How to optimize model by combining multi-task losses

Max.T · December 23, 2020, 3:46am

Hi, I am new to pytorch and not quite sure if I am doing right. Please tell me whether the following is right or wrong.

What I am doing:
I am training a GAN. But the generator is a model that learn regression from some prepared input (not random noise). Let’s say we have two model blocks: generator (G) and discriminator (D), and three losses: GAN loss for discriminator (d_loss), GAN loss for generator (g_loss), and regression loss for generator (mse_loss). I would like to update G by combining g_loss and mse_loss.

My question:
It is straightforward to optimize D model, which use GAN loss for discriminator. However, I am not quite sure whether I am doing right. My code is like:

input = ...
regress_label = ...
G = generator()
D = discriminator()
D_optimizer = torch.optim.Adam(D.parameters())
G_optimizer = torch.optim.Adam(G.parameters())
# train G part
g_out = G(input)
d_g_out = D(g_out)
g_loss = loss(d_g_out, tell_D_real)
mse_loss = mse(g_out, regress_label)
# combine GAN loss and regression
total_g_loss = mse_loss + g_loss     # can I just sum them up ???
total_g_loss.backward()
G_optimizer.step()    # update G only relying on optimizer ???

Thank you very much !

ptrblck · January 5, 2021, 6:26am

The code looks correct. Note that lotal_g_loss.backward() would also calculate the gradients for D (if you haven’t set all requires_grad attributes to False), so you would need to call D.zero_grad() before updating it.

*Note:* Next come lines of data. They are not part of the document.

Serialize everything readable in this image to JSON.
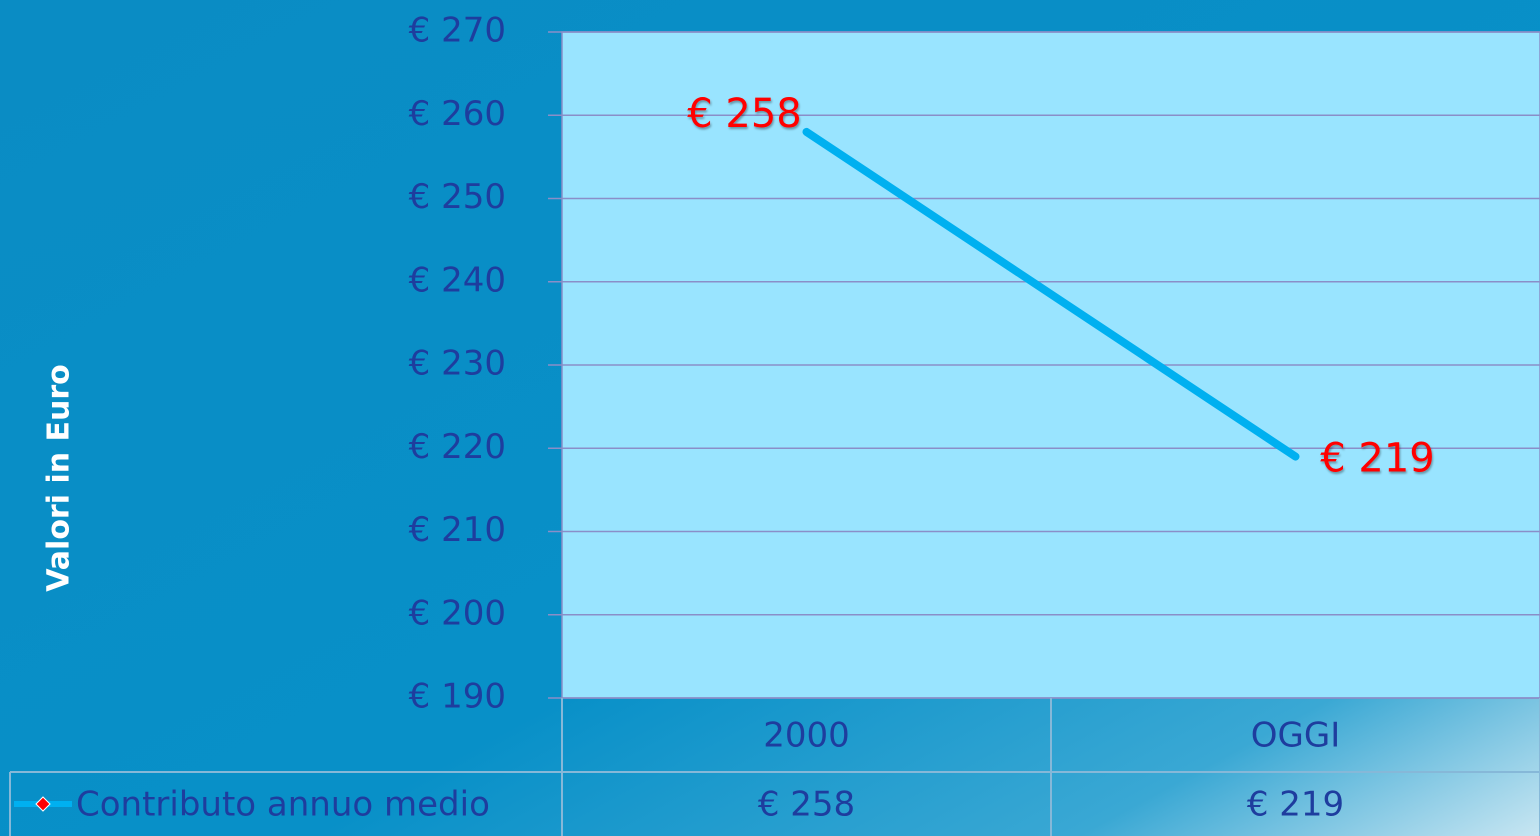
{
  "chart_data": {
    "type": "line",
    "y_axis_label": "Valori in Euro",
    "categories": [
      "2000",
      "OGGI"
    ],
    "series": [
      {
        "name": "Contributo annuo medio",
        "color": "#00b0f0",
        "values": [
          258,
          219
        ],
        "value_labels": [
          "€ 258",
          "€ 219"
        ]
      }
    ],
    "ylim": [
      190,
      270
    ],
    "yticks": [
      {
        "value": 190,
        "label": "€ 190"
      },
      {
        "value": 200,
        "label": "€ 200"
      },
      {
        "value": 210,
        "label": "€ 210"
      },
      {
        "value": 220,
        "label": "€ 220"
      },
      {
        "value": 230,
        "label": "€ 230"
      },
      {
        "value": 240,
        "label": "€ 240"
      },
      {
        "value": 250,
        "label": "€ 250"
      },
      {
        "value": 260,
        "label": "€ 260"
      },
      {
        "value": 270,
        "label": "€ 270"
      }
    ],
    "grid": true,
    "data_table": true
  }
}
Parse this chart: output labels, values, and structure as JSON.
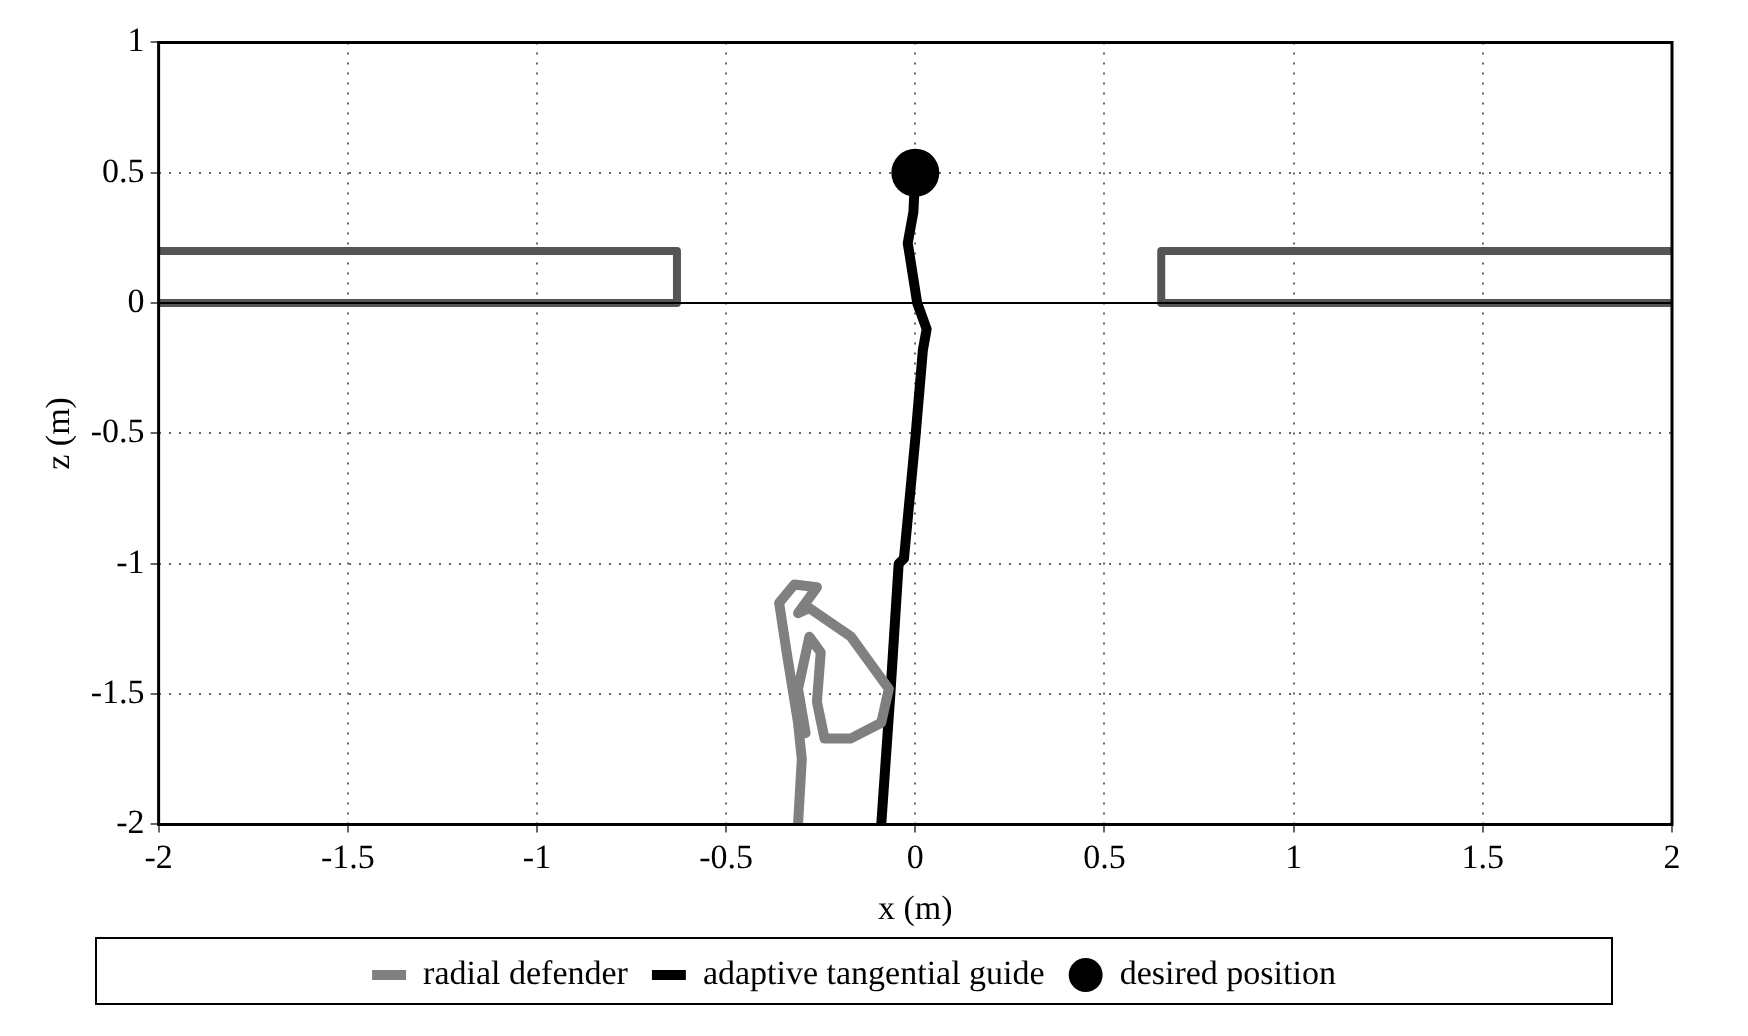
{
  "chart_data": {
    "type": "line",
    "xlabel": "x (m)",
    "ylabel": "z (m)",
    "xlim": [
      -2,
      2
    ],
    "ylim": [
      -2,
      1
    ],
    "xticks": [
      -2,
      -1.5,
      -1,
      -0.5,
      0,
      0.5,
      1,
      1.5,
      2
    ],
    "yticks": [
      -2,
      -1.5,
      -1,
      -0.5,
      0,
      0.5,
      1
    ],
    "grid": true,
    "legend": "bottom",
    "line_style": "solid",
    "ref_lines": [
      {
        "axis": "y",
        "value": 0,
        "color": "#000000"
      }
    ],
    "series": [
      {
        "color": "#555555",
        "x": [
          -2,
          -0.63,
          -0.63,
          -2
        ],
        "values": [
          0,
          0,
          0.2,
          0.2
        ]
      },
      {
        "color": "#555555",
        "x": [
          2,
          0.65,
          0.65,
          2
        ],
        "values": [
          0,
          0,
          0.2,
          0.2
        ]
      },
      {
        "name": "radial defender",
        "color": "#808080",
        "x": [
          -0.31,
          -0.3,
          -0.31,
          -0.34,
          -0.36,
          -0.32,
          -0.26,
          -0.31,
          -0.28,
          -0.17,
          -0.07,
          -0.09,
          -0.17,
          -0.24,
          -0.26,
          -0.25,
          -0.28,
          -0.31,
          -0.29
        ],
        "values": [
          -2,
          -1.75,
          -1.61,
          -1.34,
          -1.15,
          -1.08,
          -1.09,
          -1.19,
          -1.17,
          -1.28,
          -1.48,
          -1.61,
          -1.67,
          -1.67,
          -1.53,
          -1.34,
          -1.28,
          -1.48,
          -1.65
        ]
      },
      {
        "name": "adaptive tangential guide",
        "color": "#000000",
        "x": [
          -0.09,
          -0.066,
          -0.044,
          -0.03,
          0,
          0.02,
          0.03,
          0.005,
          -0.02,
          -0.005,
          0
        ],
        "values": [
          -2,
          -1.5,
          -1,
          -0.98,
          -0.52,
          -0.18,
          -0.1,
          0,
          0.23,
          0.35,
          0.5
        ]
      },
      {
        "name": "desired position",
        "type": "scatter",
        "marker": "circle",
        "color": "#000000",
        "x": [
          0
        ],
        "values": [
          0.5
        ]
      }
    ]
  }
}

Max.T · January 20, 2021, 12:22am

@ptrblck Thank you very much!

I am thinking different architecture of multi-task network should have different BP approach. Here are 2 conditions:

Condition 1:
G(encoder → decoder) → loss_G
G(encoder → decoder) → D → loss_D
In this condition, we should sum loss_G and loss_D up and do BP to update G.

Condition 2:
G(encoder → decoder) → loss_G
G(encoder) → G(decoder) → loss_G
|_____> D - >loss_D

In this condition, the two tasks like two branches of a tree. Only the G(encoder) is the common part. The two losses should be BP to update G(encoder). But for G(decoder) part, only loss_G should be used.
In this case, can we still feed loss_D + loss_G to optimizer?

Thank you very much!

ptrblck · January 20, 2021, 12:31am

I’m not quite sure about the second approach, since loss_G is calculated twice.
Would the G(encoder → decoder) → loss_G pipeline be still used or only G(encoder) → G(decoder) → loss_G to calculate loss_G?

Max.T · January 22, 2021, 6:22am

Sorry for the confusion. In fact, I just want to know how to do BP in multi-task learning in pytorch.

Just forget about the GAN, let’s say the architecture is:

block A - > block B → loss_B
|_____> block C - >loss_C

the model parameters include block A, B and C. optimizer is torch.optim.Adam(model.parameters()), and total loss = loss_B + loss_C. Is this correct to train the multi-task learning model?

Thank you.

ptrblck · January 22, 2021, 6:29am

Yes, your approach looks correct. Note that:

loss = loss_B + loss_C
loss.backward()

would accumulate the gradients in block_A, since both forward passes used the parameters in it. I assume that fits your use case and is expected.